The logic behind hash-tables search can be inspiring.
To remind us of hash-table:
When searching for n in a hash-table
- we first look at
h(n) where h is the hash function.
- Report the record if it hits, move to h(n)+1 if it misses.
- Report the record if it hits, move to h(n)-1 if it misses.
- Report the record if it hits, move to h(n)+2 if it misses.
- Report the record if it hits, move to h(n)-2 if it misses.
- Report the record if it hits, move to h(n)+4 if it misses.
- Report the record if it hits, move to h(n)-4 if it misses.
- ...
We set the step size to the numbers in 2^i sequence and their negatives (0,1,-1,2,-2,4,-4,8,-8,16,...)
Now in your scenario:
- we first look at
t where t is the target location.
- Report the location if it's free, move to [t.x,t.y+1] if it's not.
- Report the location if it's free, move to [t.x,t.y-1] if it's not.
- ...
- Report the location if it's free, move to [t.x-1,t.y-1] if it's not.
- Report the location if it's free, move to [t.x,t.y+2] if it's not.
- ...
- Report the location if it's free, move to [t.x,t.y+4] if it's not.
- ...
Now how we tell if a location is free or not?
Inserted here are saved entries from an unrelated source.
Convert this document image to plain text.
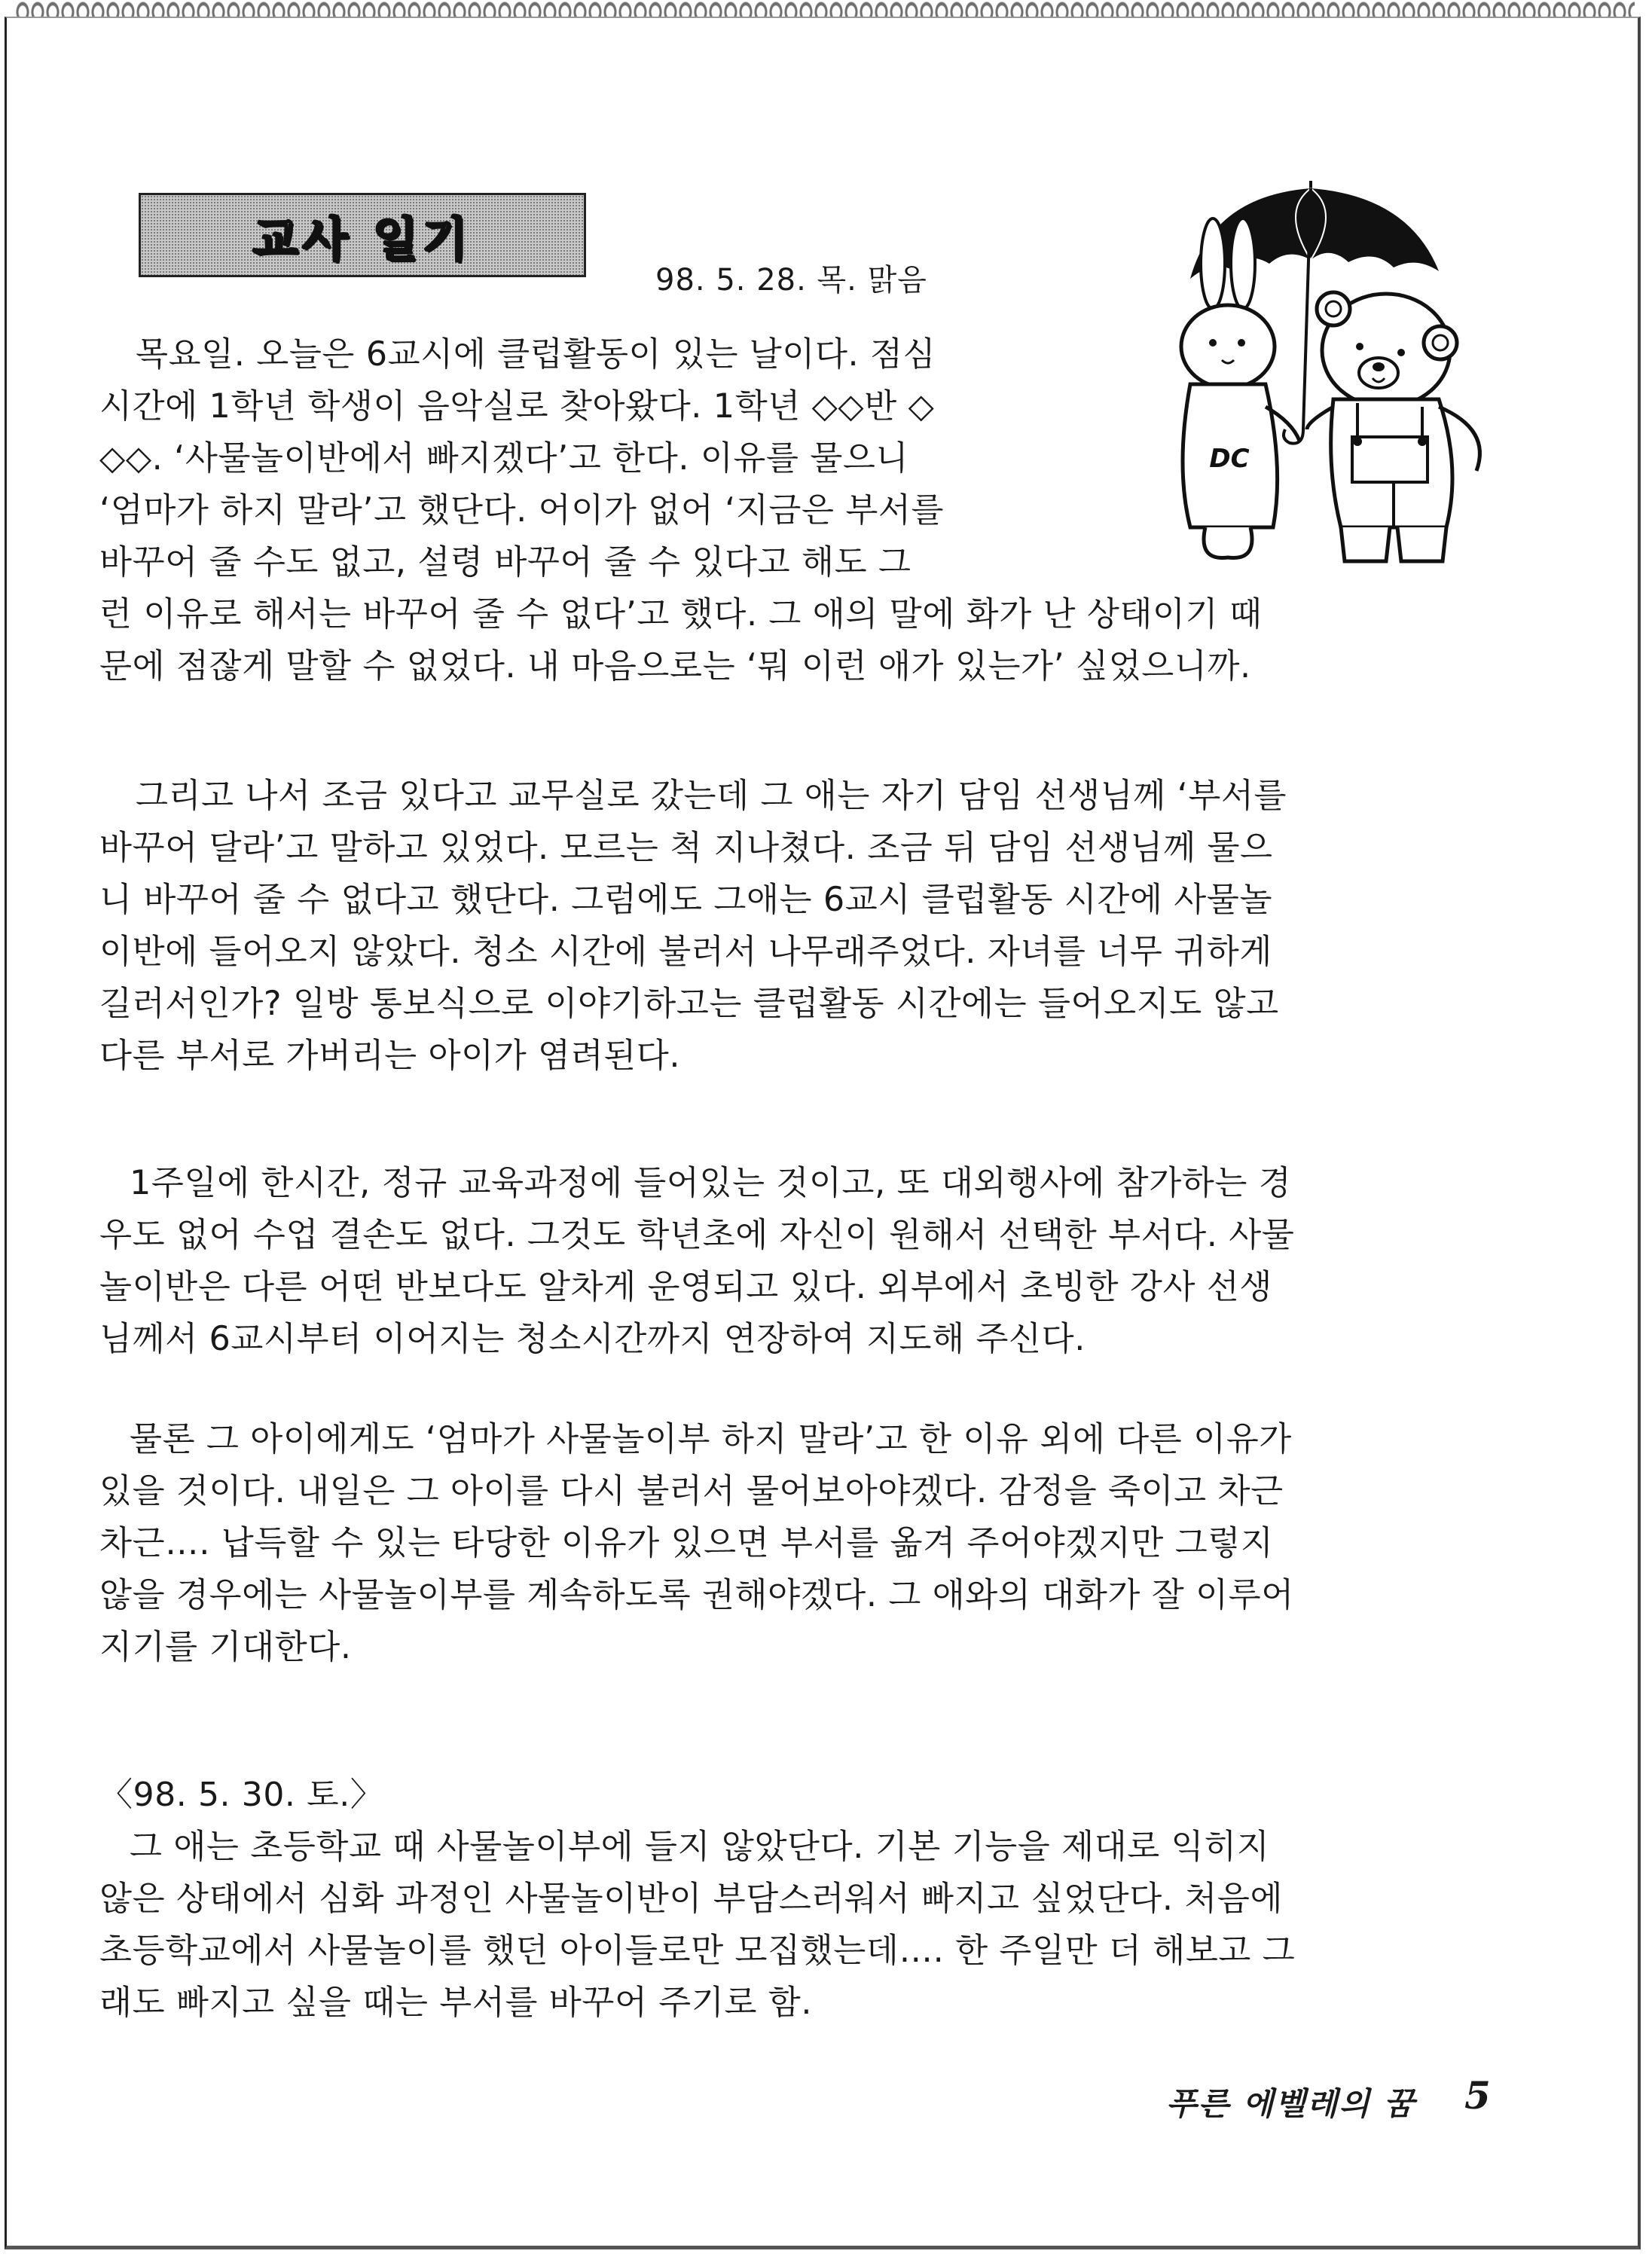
교사 일기
98. 5. 28. 목. 맑음
DC

목요일. 오늘은 6교시에 클럽활동이 있는 날이다. 점심
시간에 1학년 학생이 음악실로 찾아왔다. 1학년 ◇◇반 ◇
◇◇. ‘사물놀이반에서 빠지겠다’고 한다. 이유를 물으니
‘엄마가 하지 말라’고 했단다. 어이가 없어 ‘지금은 부서를
바꾸어 줄 수도 없고, 설령 바꾸어 줄 수 있다고 해도 그
런 이유로 해서는 바꾸어 줄 수 없다’고 했다. 그 애의 말에 화가 난 상태이기 때
문에 점잖게 말할 수 없었다. 내 마음으로는 ‘뭐 이런 애가 있는가’ 싶었으니까.

그리고 나서 조금 있다고 교무실로 갔는데 그 애는 자기 담임 선생님께 ‘부서를
바꾸어 달라’고 말하고 있었다. 모르는 척 지나쳤다. 조금 뒤 담임 선생님께 물으
니 바꾸어 줄 수 없다고 했단다. 그럼에도 그애는 6교시 클럽활동 시간에 사물놀
이반에 들어오지 않았다. 청소 시간에 불러서 나무래주었다. 자녀를 너무 귀하게
길러서인가? 일방 통보식으로 이야기하고는 클럽활동 시간에는 들어오지도 않고
다른 부서로 가버리는 아이가 염려된다.

1주일에 한시간, 정규 교육과정에 들어있는 것이고, 또 대외행사에 참가하는 경
우도 없어 수업 결손도 없다. 그것도 학년초에 자신이 원해서 선택한 부서다. 사물
놀이반은 다른 어떤 반보다도 알차게 운영되고 있다. 외부에서 초빙한 강사 선생
님께서 6교시부터 이어지는 청소시간까지 연장하여 지도해 주신다.

물론 그 아이에게도 ‘엄마가 사물놀이부 하지 말라’고 한 이유 외에 다른 이유가
있을 것이다. 내일은 그 아이를 다시 불러서 물어보아야겠다. 감정을 죽이고 차근
차근…. 납득할 수 있는 타당한 이유가 있으면 부서를 옮겨 주어야겠지만 그렇지
않을 경우에는 사물놀이부를 계속하도록 권해야겠다. 그 애와의 대화가 잘 이루어
지기를 기대한다.

〈98. 5. 30. 토.〉

그 애는 초등학교 때 사물놀이부에 들지 않았단다. 기본 기능을 제대로 익히지
않은 상태에서 심화 과정인 사물놀이반이 부담스러워서 빠지고 싶었단다. 처음에
초등학교에서 사물놀이를 했던 아이들로만 모집했는데…. 한 주일만 더 해보고 그
래도 빠지고 싶을 때는 부서를 바꾸어 주기로 함.

푸른 에벨레의 꿈 5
You can create an actual hash-table to store all the objects positions in it. Now when you need to check for a free location around [x,y] to put a stone, you will have to search the hash-table for h(x,y).
If you need to place a bigger object like a 3x3 round-shaped fountain at location [x,y] you will need to check these records too: h(x+1,y), h(x-1,y), h(x,y+1), h(x,y-1). Since it's a round object you can approximate the area to simplify and thus remove four relative locations like h(x+1,y+1), h(x+1,y-1), h(x-1,y+1), h(x-1,y-1) from your search.
Afterwards you should add all these positions to the hash-table to make it easier to find occupied positions later on. e.g. adding a 3x3 object requires adding of 9 records to the hash-table.
Note that the hash function should reflect the two-(or three)dimensional world. e.g. h(x,y) = x*N + y where N is the max size of the world in y axis.